[We must not] rely on our own logic, wisdom, or words, but on the power of God’s Word. He alone holds the power of salvation. Yet He delights to work through His Word as it is spoken through His people. If God wants a man to hear the gospel, then that man is going to hear the gospel.
I recently made a short trip back to Poet City with my oldest son and Rocky*, a local believer and pastoral intern here in Caravan City. My oldest son was participating in a 2-day discipleship gathering there for expat teenagers. As for Rocky, he jumps at any chance he gets to visit Poet City. This is because he’s in a serious relationship with one of the single, believing women at our former church. This kind of relationship is a big deal, given how few mature believing singles there are among our people group. We’re all rooting for them and doing what we can to help. For me, this includes long road trips full of relationship counsel that’s mostly along the lines of “Don’t worry, bro. This too is normal, trust Jesus, be humble and steady. Don’t sweat the small stuff, that’s not the kind of thing that matters anyway in a healthy marriage.”
After we dropped off my son at a house completely overrun with excited and awkward teenage TCKs (God bless that volunteer team), we drove across the city for dinner with a Bible translator. There, over pizza, we got updates on the status of the Scriptures in some of our minority languages. Then, we were off to the narrow alleys of our old bazaar neighborhood to secure our lodgings at an old Catholic church. Our plan was to then drop in on the men’s discipleship meeting, now led by my local friends Darius* and Alan*, an elder and elder in training, respectively.
However, this being Central Asia, the day’s schedule didn’t exactly go as planned, so it was 10 pm before we finally made it to Darius’ place. By that time, all the other believers had left. And Darius was once again hosting a crew of six unbelieving friends. This cadre of skeptics has kept coming back, week after week, for Bible study, arguments over the gospel’s claims, and games and chai late into the night. They have become such regulars—and so disruptive to discussions that were supposed to be for believers’ discipleship—that Darius and Alan were forced to divide the evening. 6-8 pm is for believers’ discipleship, and 8 pm-late is for rowdy apologetics and card games.

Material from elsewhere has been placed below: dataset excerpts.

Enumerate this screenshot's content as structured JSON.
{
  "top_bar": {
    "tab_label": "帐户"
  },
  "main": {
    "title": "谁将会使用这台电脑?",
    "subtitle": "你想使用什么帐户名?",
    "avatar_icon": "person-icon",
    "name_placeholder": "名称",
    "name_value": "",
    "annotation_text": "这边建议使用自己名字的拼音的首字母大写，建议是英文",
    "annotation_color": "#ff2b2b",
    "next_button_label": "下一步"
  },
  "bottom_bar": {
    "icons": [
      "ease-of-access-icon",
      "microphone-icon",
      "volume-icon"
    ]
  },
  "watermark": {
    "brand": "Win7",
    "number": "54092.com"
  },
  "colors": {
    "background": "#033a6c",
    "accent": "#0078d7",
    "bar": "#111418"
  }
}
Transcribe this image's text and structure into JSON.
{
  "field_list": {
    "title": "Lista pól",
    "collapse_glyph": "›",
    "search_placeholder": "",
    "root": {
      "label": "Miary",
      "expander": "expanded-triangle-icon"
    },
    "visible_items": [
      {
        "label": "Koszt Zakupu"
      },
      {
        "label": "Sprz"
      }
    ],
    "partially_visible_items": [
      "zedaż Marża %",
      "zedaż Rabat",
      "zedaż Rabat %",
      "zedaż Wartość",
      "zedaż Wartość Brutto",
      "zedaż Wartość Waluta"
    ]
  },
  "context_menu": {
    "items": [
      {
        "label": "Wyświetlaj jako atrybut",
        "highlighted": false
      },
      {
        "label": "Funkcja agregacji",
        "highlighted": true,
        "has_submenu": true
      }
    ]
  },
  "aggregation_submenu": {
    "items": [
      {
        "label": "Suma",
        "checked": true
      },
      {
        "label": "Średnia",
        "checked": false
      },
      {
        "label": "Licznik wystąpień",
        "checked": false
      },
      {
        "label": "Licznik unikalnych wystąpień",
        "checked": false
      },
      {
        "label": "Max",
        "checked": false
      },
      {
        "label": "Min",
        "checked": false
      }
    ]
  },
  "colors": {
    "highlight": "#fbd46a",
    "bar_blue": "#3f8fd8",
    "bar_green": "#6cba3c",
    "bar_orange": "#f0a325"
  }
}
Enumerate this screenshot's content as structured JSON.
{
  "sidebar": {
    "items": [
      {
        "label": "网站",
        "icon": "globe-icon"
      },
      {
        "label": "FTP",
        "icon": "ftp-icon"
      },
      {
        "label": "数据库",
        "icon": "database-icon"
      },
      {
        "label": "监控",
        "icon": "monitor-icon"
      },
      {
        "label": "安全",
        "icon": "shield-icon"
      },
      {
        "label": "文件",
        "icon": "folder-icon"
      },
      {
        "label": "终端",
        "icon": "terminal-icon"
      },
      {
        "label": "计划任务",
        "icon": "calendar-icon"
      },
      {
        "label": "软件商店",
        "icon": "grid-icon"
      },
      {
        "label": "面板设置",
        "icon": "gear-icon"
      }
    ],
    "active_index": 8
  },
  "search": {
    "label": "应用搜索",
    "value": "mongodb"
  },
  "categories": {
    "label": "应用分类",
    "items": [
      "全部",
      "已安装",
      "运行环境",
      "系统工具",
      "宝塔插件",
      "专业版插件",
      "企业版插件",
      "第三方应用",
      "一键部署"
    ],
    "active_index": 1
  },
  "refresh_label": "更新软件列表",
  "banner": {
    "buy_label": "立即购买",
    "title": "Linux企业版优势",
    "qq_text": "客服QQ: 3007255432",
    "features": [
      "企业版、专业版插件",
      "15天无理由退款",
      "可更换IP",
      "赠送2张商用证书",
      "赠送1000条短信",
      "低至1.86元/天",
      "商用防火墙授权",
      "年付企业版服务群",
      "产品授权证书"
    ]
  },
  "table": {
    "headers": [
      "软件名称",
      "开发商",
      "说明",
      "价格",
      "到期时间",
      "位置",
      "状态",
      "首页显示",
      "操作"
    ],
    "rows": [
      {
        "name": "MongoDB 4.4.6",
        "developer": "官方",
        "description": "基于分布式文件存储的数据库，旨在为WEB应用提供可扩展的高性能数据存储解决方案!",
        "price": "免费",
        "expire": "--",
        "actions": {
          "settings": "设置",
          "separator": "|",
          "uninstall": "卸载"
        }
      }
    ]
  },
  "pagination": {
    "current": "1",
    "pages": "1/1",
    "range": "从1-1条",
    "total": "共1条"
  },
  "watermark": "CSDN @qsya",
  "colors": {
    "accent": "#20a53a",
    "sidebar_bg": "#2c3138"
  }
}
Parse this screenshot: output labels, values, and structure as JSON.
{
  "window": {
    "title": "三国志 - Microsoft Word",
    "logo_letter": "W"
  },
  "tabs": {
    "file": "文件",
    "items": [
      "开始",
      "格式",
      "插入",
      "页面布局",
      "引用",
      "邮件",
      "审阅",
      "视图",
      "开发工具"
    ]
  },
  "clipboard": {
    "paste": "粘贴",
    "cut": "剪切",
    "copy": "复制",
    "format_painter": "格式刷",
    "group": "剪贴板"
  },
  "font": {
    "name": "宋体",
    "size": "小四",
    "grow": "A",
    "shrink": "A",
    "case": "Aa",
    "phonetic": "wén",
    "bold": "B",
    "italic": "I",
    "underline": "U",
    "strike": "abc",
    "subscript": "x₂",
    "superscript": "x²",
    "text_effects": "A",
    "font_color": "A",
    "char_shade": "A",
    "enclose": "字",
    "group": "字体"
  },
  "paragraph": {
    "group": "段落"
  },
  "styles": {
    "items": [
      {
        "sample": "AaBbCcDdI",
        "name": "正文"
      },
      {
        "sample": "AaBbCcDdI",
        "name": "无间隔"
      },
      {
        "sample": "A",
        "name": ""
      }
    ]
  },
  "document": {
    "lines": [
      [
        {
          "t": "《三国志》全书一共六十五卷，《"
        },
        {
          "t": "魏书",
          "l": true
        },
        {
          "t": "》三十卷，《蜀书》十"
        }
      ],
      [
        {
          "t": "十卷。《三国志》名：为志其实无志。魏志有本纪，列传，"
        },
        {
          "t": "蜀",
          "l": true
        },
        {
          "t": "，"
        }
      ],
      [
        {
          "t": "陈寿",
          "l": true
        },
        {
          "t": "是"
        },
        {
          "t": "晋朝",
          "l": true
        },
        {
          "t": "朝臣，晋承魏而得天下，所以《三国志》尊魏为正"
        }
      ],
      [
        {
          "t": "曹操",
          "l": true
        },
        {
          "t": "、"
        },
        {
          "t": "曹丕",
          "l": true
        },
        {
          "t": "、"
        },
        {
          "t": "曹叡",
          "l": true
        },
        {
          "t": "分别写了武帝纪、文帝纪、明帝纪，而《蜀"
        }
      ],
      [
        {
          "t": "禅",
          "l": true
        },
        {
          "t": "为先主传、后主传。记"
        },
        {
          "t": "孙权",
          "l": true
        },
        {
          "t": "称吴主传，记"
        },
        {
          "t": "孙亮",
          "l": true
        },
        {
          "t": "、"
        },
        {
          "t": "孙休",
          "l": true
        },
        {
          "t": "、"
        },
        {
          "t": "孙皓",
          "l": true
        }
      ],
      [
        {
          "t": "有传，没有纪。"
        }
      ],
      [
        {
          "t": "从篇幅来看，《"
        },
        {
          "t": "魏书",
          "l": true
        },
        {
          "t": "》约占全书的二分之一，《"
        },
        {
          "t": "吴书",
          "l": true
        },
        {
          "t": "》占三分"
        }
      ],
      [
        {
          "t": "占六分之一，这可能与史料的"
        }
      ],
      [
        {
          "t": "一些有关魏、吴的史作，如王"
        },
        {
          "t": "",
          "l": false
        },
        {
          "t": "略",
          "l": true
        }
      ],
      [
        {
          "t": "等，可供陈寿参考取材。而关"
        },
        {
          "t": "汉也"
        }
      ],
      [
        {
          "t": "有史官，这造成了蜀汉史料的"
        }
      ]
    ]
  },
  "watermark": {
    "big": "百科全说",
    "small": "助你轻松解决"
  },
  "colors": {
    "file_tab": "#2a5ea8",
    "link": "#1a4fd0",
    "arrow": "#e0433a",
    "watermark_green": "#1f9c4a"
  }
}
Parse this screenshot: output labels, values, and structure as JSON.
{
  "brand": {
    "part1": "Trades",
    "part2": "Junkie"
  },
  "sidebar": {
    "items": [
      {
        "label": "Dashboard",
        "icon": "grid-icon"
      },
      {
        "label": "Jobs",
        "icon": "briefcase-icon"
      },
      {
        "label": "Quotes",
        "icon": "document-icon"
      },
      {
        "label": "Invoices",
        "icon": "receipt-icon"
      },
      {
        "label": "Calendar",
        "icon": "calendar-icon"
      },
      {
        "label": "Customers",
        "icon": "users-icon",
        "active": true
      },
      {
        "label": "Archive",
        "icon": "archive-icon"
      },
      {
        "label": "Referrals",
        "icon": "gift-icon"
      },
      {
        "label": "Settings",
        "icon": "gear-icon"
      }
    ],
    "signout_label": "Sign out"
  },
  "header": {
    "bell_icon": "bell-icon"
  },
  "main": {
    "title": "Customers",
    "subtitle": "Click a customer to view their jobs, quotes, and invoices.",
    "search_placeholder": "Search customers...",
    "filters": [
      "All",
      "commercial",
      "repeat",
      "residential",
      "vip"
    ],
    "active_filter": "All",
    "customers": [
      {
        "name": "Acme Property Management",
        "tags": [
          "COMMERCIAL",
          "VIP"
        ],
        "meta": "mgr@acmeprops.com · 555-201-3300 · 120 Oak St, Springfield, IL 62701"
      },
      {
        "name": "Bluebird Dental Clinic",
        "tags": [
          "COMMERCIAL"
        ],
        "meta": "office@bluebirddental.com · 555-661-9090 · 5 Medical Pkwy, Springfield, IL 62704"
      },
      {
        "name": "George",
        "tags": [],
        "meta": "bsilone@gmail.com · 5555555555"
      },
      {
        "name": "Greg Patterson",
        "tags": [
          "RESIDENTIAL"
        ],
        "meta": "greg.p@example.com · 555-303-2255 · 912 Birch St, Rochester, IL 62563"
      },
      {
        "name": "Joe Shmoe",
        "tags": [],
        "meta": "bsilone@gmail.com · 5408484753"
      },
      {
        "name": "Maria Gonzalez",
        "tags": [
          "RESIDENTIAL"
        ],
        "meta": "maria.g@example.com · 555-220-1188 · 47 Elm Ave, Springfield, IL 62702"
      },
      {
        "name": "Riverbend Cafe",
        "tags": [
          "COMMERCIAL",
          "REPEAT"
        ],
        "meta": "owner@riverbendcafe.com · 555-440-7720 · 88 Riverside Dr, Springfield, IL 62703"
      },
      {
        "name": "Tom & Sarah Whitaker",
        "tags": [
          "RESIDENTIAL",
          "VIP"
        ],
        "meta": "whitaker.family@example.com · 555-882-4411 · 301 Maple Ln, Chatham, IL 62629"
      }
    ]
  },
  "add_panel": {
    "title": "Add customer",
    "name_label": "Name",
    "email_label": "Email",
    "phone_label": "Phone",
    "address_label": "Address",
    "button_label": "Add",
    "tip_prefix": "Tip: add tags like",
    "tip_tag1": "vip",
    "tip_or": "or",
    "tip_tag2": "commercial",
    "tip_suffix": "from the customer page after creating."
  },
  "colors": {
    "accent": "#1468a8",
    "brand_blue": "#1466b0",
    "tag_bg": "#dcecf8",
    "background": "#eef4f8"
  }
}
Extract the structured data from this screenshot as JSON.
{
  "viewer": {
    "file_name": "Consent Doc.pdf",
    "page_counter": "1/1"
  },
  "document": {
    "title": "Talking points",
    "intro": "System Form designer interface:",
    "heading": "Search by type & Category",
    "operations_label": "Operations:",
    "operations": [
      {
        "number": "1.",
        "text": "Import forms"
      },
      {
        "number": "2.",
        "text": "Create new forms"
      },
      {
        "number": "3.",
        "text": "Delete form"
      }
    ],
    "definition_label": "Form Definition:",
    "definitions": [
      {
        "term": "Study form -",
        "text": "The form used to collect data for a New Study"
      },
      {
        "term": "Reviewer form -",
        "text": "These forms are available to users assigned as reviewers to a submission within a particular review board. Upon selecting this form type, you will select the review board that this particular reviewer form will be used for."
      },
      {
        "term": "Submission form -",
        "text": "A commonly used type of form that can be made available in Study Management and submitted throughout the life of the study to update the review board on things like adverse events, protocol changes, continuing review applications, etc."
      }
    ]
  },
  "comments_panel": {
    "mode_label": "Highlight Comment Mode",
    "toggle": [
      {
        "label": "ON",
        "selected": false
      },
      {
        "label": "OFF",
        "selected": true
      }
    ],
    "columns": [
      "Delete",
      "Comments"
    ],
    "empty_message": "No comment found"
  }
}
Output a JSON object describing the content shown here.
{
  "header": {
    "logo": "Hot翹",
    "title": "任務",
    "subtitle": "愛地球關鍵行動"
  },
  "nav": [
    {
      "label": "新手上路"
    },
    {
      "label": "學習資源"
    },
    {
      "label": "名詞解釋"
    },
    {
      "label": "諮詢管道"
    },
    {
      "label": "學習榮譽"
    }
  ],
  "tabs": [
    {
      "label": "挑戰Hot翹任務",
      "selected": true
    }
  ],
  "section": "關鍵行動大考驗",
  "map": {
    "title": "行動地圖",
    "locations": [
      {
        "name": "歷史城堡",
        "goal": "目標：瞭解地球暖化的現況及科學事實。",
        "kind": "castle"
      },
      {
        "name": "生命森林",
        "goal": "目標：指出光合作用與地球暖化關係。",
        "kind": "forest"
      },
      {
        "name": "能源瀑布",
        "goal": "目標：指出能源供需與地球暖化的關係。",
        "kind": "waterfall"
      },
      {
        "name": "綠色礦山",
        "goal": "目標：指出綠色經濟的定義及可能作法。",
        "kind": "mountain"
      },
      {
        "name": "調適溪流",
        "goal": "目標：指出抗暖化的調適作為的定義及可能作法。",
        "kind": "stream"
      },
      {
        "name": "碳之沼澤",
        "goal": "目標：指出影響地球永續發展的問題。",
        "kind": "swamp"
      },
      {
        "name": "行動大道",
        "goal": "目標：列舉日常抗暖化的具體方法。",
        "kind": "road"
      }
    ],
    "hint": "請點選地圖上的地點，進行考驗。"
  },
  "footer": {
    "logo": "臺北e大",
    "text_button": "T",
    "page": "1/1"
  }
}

This has been going on for quite some time now.
Rocky and I arrived, gave big hugs to Darius and Mohammad the photographer (still somehow not a believer), and respectfully greeted the crew of guests. We settled into what looked to be an evening of catching up with Darius, eating sunflower seeds, and playing card games like Pit, an old stock-exchange-inspired card game that I hadn’t played since I was a kid. This particular game involves so much shouting that we decided the most appropriate name for it in the local language should be “Donkey Bazaar.”
Like that evening long ago when Darius first heard the gospel, I read the room and thought it would be a night mostly given to relationship building, not deep spiritual conversation. I was wrong.
During one lull in the games and conversation, photographer Mohammad walked over to the coffee table with its growing piles of sunflower seed shells and chai cups and made a show of removing a Bible from it, kissing it, and placing it on a nearby bookshelf, higher than all of the other books. This is how local Muslims are taught to respect Qur’ans. Mohammad and I are close, so I thought I would offer him a friendly correction over this behavior.